13 avril 2023

Aisée Atum et Josée Shimbi de la CSC Congo : deux syndicalistes au franc-parler et à l’humour décapants

Le 20 mars dernier, l’ACV-CSC et WSM recevaient à Bruxelles deux figures féminines majeures de la CSC Congo. Joséphine Shimbi et Aisée Atum. Réunies dans un même combat, pratiquant l’humour et le franc-parler tout en maîtrisant le langage diplomate, Mama Josée et Aisée ont pourtant deux tempéraments bien différents. La première est une femme expansive, à la belle maturité et au regard rieur. Aisée, elle, semble d’abord en retrait. Discrète, est-elle en train de faire son round d’observation ? Car du potentiel elle en a. Partie de la base, elle a démontré sa capacité à motiver ses troupes. Très complémentaires, c’était un pur bonheur d’écouter ces deux femmes.

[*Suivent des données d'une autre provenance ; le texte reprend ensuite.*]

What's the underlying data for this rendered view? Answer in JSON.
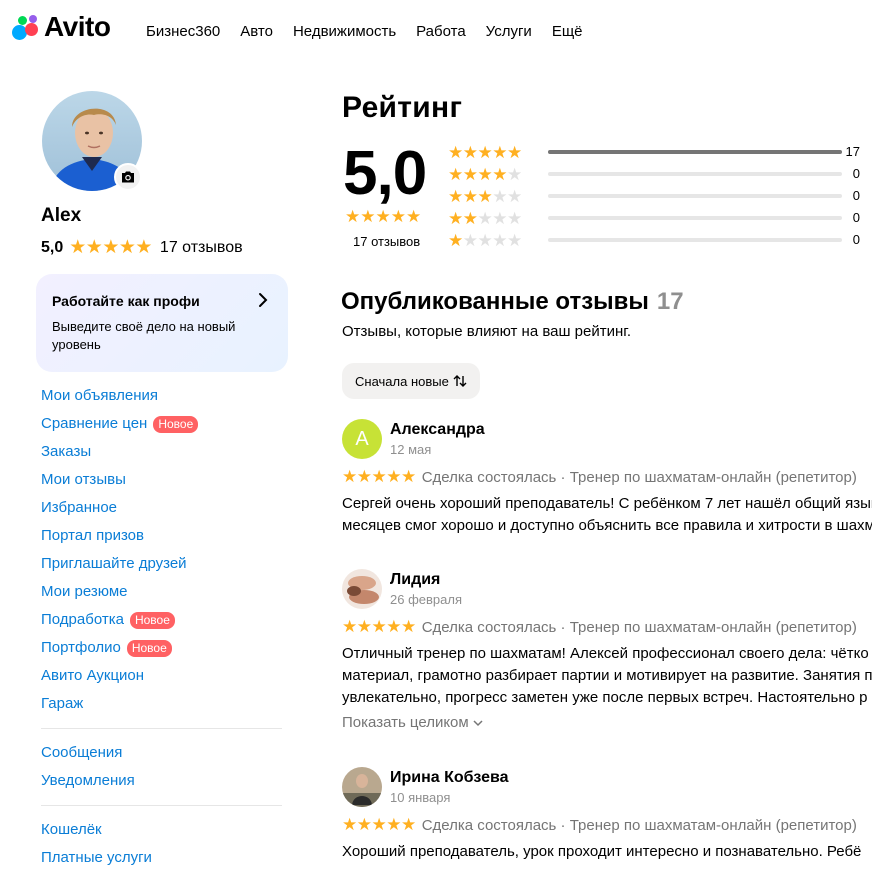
{
  "header": {
    "logo_text": "Avito",
    "nav": [
      "Бизнес360",
      "Авто",
      "Недвижимость",
      "Работа",
      "Услуги",
      "Ещё"
    ]
  },
  "profile": {
    "name": "Alex",
    "rating": "5,0",
    "stars": "★★★★★",
    "reviews_count_label": "17 отзывов"
  },
  "promo": {
    "title": "Работайте как профи",
    "text": "Выведите своё дело на новый уровень"
  },
  "menu": {
    "group1": [
      {
        "label": "Мои объявления",
        "badge": ""
      },
      {
        "label": "Сравнение цен",
        "badge": "Новое"
      },
      {
        "label": "Заказы",
        "badge": ""
      },
      {
        "label": "Мои отзывы",
        "badge": ""
      },
      {
        "label": "Избранное",
        "badge": ""
      },
      {
        "label": "Портал призов",
        "badge": ""
      },
      {
        "label": "Приглашайте друзей",
        "badge": ""
      },
      {
        "label": "Мои резюме",
        "badge": ""
      },
      {
        "label": "Подработка",
        "badge": "Новое"
      },
      {
        "label": "Портфолио",
        "badge": "Новое"
      },
      {
        "label": "Авито Аукцион",
        "badge": ""
      },
      {
        "label": "Гараж",
        "badge": ""
      }
    ],
    "group2": [
      {
        "label": "Сообщения"
      },
      {
        "label": "Уведомления"
      }
    ],
    "group3": [
      {
        "label": "Кошелёк"
      },
      {
        "label": "Платные услуги"
      }
    ]
  },
  "rating": {
    "title": "Рейтинг",
    "score": "5,0",
    "stars": "★★★★★",
    "count_label": "17 отзывов",
    "distribution": [
      {
        "stars": 5,
        "count": 17,
        "fraction": 1.0
      },
      {
        "stars": 4,
        "count": 0,
        "fraction": 0
      },
      {
        "stars": 3,
        "count": 0,
        "fraction": 0
      },
      {
        "stars": 2,
        "count": 0,
        "fraction": 0
      },
      {
        "stars": 1,
        "count": 0,
        "fraction": 0
      }
    ]
  },
  "reviews": {
    "title": "Опубликованные отзывы",
    "count": "17",
    "subtitle": "Отзывы, которые влияют на ваш рейтинг.",
    "sort_label": "Сначала новые",
    "items": [
      {
        "name": "Александра",
        "avatar_letter": "А",
        "date": "12 мая",
        "stars": "★★★★★",
        "meta": "Сделка состоялась · Тренер по шахматам-онлайн (репетитор)",
        "text": [
          "Сергей очень хороший преподаватель! С ребёнком 7 лет нашёл общий язык",
          "месяцев смог хорошо и доступно объяснить все правила и хитрости в шахм"
        ]
      },
      {
        "name": "Лидия",
        "avatar_letter": "",
        "date": "26 февраля",
        "stars": "★★★★★",
        "meta": "Сделка состоялась · Тренер по шахматам-онлайн (репетитор)",
        "text": [
          "Отличный тренер по шахматам! Алексей профессионал своего дела: чётко",
          "материал, грамотно разбирает партии и мотивирует на развитие. Занятия п",
          "увлекательно, прогресс заметен уже после первых встреч. Настоятельно р"
        ],
        "show_more": "Показать целиком"
      },
      {
        "name": "Ирина Кобзева",
        "avatar_letter": "",
        "date": "10 января",
        "stars": "★★★★★",
        "meta": "Сделка состоялась · Тренер по шахматам-онлайн (репетитор)",
        "text": [
          "Хороший преподаватель, урок проходит интересно и познавательно. Ребё"
        ]
      }
    ]
  }
}
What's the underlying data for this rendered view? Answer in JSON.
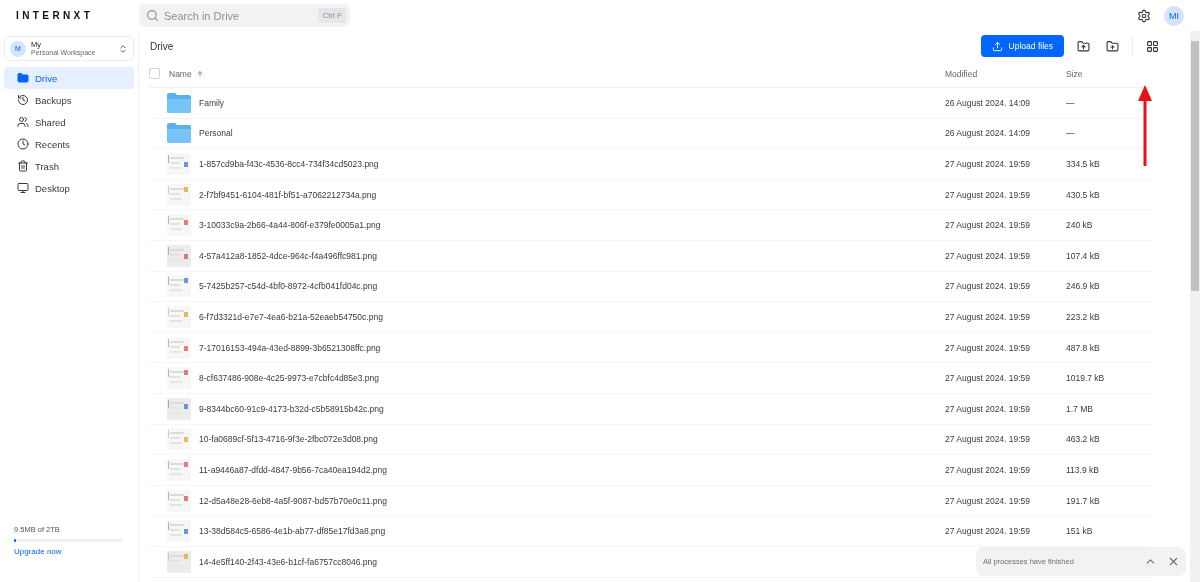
{
  "header": {
    "logo": "INTERNXT",
    "search": {
      "placeholder": "Search in Drive",
      "shortcut": "Ctrl F"
    },
    "avatar": "MI"
  },
  "sidebar": {
    "workspace": {
      "initial": "M",
      "name": "My",
      "subtitle": "Personal Workspace"
    },
    "items": [
      {
        "label": "Drive",
        "kind": "drive",
        "selected": true
      },
      {
        "label": "Backups",
        "kind": "backups",
        "selected": false
      },
      {
        "label": "Shared",
        "kind": "shared",
        "selected": false
      },
      {
        "label": "Recents",
        "kind": "recents",
        "selected": false
      },
      {
        "label": "Trash",
        "kind": "trash",
        "selected": false
      },
      {
        "label": "Desktop",
        "kind": "desktop",
        "selected": false
      }
    ],
    "storage": {
      "usage": "9.5MB of 2TB",
      "level": 0.01,
      "upgrade": "Upgrade now"
    }
  },
  "main": {
    "breadcrumb": "Drive",
    "upload_button": "Upload files",
    "table": {
      "select_all": {
        "checked": false
      },
      "columns": [
        "Name",
        "Modified",
        "Size"
      ],
      "rows": [
        {
          "kind": "folder",
          "name": "Family",
          "modified": "26 August 2024. 14:09",
          "size": "—"
        },
        {
          "kind": "folder",
          "name": "Personal",
          "modified": "26 August 2024. 14:09",
          "size": "—"
        },
        {
          "name": "1-857cd9ba-f43c-4536-8cc4-734f34cd5023.png",
          "modified": "27 August 2024. 19:59",
          "size": "334.5 kB"
        },
        {
          "name": "2-f7bf9451-6104-481f-bf51-a7062212734a.png",
          "modified": "27 August 2024. 19:59",
          "size": "430.5 kB"
        },
        {
          "name": "3-10033c9a-2b66-4a44-806f-e379fe0005a1.png",
          "modified": "27 August 2024. 19:59",
          "size": "240 kB"
        },
        {
          "name": "4-57a412a8-1852-4dce-964c-f4a496ffc981.png",
          "modified": "27 August 2024. 19:59",
          "size": "107.4 kB"
        },
        {
          "name": "5-7425b257-c54d-4bf0-8972-4cfb041fd04c.png",
          "modified": "27 August 2024. 19:59",
          "size": "246.9 kB"
        },
        {
          "name": "6-f7d3321d-e7e7-4ea6-b21a-52eaeb54750c.png",
          "modified": "27 August 2024. 19:59",
          "size": "223.2 kB"
        },
        {
          "name": "7-17016153-494a-43ed-8899-3b6521308ffc.png",
          "modified": "27 August 2024. 19:59",
          "size": "487.8 kB"
        },
        {
          "name": "8-cf637486-908e-4c25-9973-e7cbfc4d85e3.png",
          "modified": "27 August 2024. 19:59",
          "size": "1019.7 kB"
        },
        {
          "name": "9-8344bc60-91c9-4173-b32d-c5b58915b42c.png",
          "modified": "27 August 2024. 19:59",
          "size": "1.7 MB"
        },
        {
          "name": "10-fa0689cf-5f13-4716-9f3e-2fbc072e3d08.png",
          "modified": "27 August 2024. 19:59",
          "size": "463.2 kB"
        },
        {
          "name": "11-a9446a87-dfdd-4847-9b56-7ca40ea194d2.png",
          "modified": "27 August 2024. 19:59",
          "size": "113.9 kB"
        },
        {
          "name": "12-d5a48e28-6eb8-4a5f-9087-bd57b70e0c11.png",
          "modified": "27 August 2024. 19:59",
          "size": "191.7 kB"
        },
        {
          "name": "13-38d584c5-6586-4e1b-ab77-df85e17fd3a8.png",
          "modified": "27 August 2024. 19:59",
          "size": "151 kB"
        },
        {
          "name": "14-4e5ff140-2f43-43e6-b1cf-fa6757cc8046.png"
        }
      ]
    }
  },
  "toast": {
    "message": "All processes have finished"
  }
}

Nous avons décidé de relayer les propos de l’une sur le secteur informel, et de l’autre sur les droits des femmes, deux thèmes d’actualité en mars.

Joséphine Shimbi, le réveil d’une femme devenue syndicaliste !

Joséphine Shimbi Umba a commencé sa lutte syndicale dans une entreprise, la Société nationale des chemins de fer, où elle fut déléguée syndicale pendant 4 ans. « J’y ai suivi des formations et c’est important car la formation peut porter et apporter des solutions. Cela m’a permis de prendre conscience de là où je devais être ». Mais reprenons depuis le début…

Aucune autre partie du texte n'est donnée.